Zack Ulissi receives 3M award
Adam Dove
Apr 23, 2020
Carnegie Mellon University Department of Chemical Engineering Assistant Professor Zack Ulissi has received a 3M Non-tenured Faculty Award. This competitive award is presented by multinational industrial and consumer technology company 3M, and is designed to not only recognize the outstanding young faculty who excel in STEM research, academic leadership, and experience, but also as a means of helping them achieve tenure.
This award, totaling $45,000 spread out over three years, will go to support the work of Ulissi’s research group, which uses machine learning and data science to discover and develop new chemical catalysts for a variety of industrial and commercial applications. In particular, this funding will be used to develop new exploratory projects into novel machine learning methods for rapid catalyst testing. It will also go to support student professional development and conference travel.
“The 3M Non-Tenured Faculty Award Program illustrates 3M's commitment to leading-edge scientific research in America and is an important part of 3M's greater than a century of commitment to innovation. It also provides a great opportunity for industrial and academic researchers to interact,” says Terry Smith, Technical Director of 3M's Corporate Research Materials Laboratory.

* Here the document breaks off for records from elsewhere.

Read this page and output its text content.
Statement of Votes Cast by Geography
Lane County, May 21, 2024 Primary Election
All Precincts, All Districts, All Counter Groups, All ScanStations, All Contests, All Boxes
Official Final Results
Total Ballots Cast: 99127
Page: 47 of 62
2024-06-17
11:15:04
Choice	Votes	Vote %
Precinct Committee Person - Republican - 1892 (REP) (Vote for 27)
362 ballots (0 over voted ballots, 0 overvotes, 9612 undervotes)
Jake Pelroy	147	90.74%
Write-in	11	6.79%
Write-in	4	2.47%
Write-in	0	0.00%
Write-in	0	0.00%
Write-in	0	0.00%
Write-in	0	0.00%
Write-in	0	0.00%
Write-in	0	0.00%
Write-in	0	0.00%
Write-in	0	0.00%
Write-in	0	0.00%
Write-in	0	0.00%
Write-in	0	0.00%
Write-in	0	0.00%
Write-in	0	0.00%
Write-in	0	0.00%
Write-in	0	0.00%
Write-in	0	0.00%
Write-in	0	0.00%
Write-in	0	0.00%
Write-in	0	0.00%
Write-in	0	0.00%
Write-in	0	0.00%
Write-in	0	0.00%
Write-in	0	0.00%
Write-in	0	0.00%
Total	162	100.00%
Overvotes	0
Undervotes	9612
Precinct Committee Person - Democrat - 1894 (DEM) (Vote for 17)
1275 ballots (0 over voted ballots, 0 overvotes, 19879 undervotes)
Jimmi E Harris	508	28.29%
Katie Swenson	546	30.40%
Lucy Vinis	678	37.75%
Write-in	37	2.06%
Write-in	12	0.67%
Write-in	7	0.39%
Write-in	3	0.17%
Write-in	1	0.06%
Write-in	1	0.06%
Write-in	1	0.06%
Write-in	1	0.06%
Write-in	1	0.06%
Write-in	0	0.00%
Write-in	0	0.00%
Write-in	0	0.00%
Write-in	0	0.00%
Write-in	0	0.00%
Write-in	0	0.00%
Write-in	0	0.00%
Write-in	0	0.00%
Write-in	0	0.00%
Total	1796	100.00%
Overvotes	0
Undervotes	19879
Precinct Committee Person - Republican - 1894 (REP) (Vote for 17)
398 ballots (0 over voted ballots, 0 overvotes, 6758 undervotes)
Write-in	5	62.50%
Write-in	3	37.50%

“The unrestricted awards enable recipients to pursue their own lines of interest and provides an opportunity to come to 3M and interact with their peers,” he explains. “For 3M researchers, it is an additional opportunity to stay in touch with the creative ideas that are stimulating some of the nation's brightest young scientists."
With this award, Ulissi joins a prestigious cohort of Carnegie Mellon faculty who have received the 3M Non-tenured Faculty Award. Past winners include Department of Chemistry Professor Bruce Armitage, and Chemistry and Biomedical Engineering Associate Professor Newell Washburn.
“It’s an honor to receive this award from 3M, and to be counted among so many other incredible young faculty,” says Ulissi. “This support will be invaluable to both my own research, and the academic and professional development of my students.”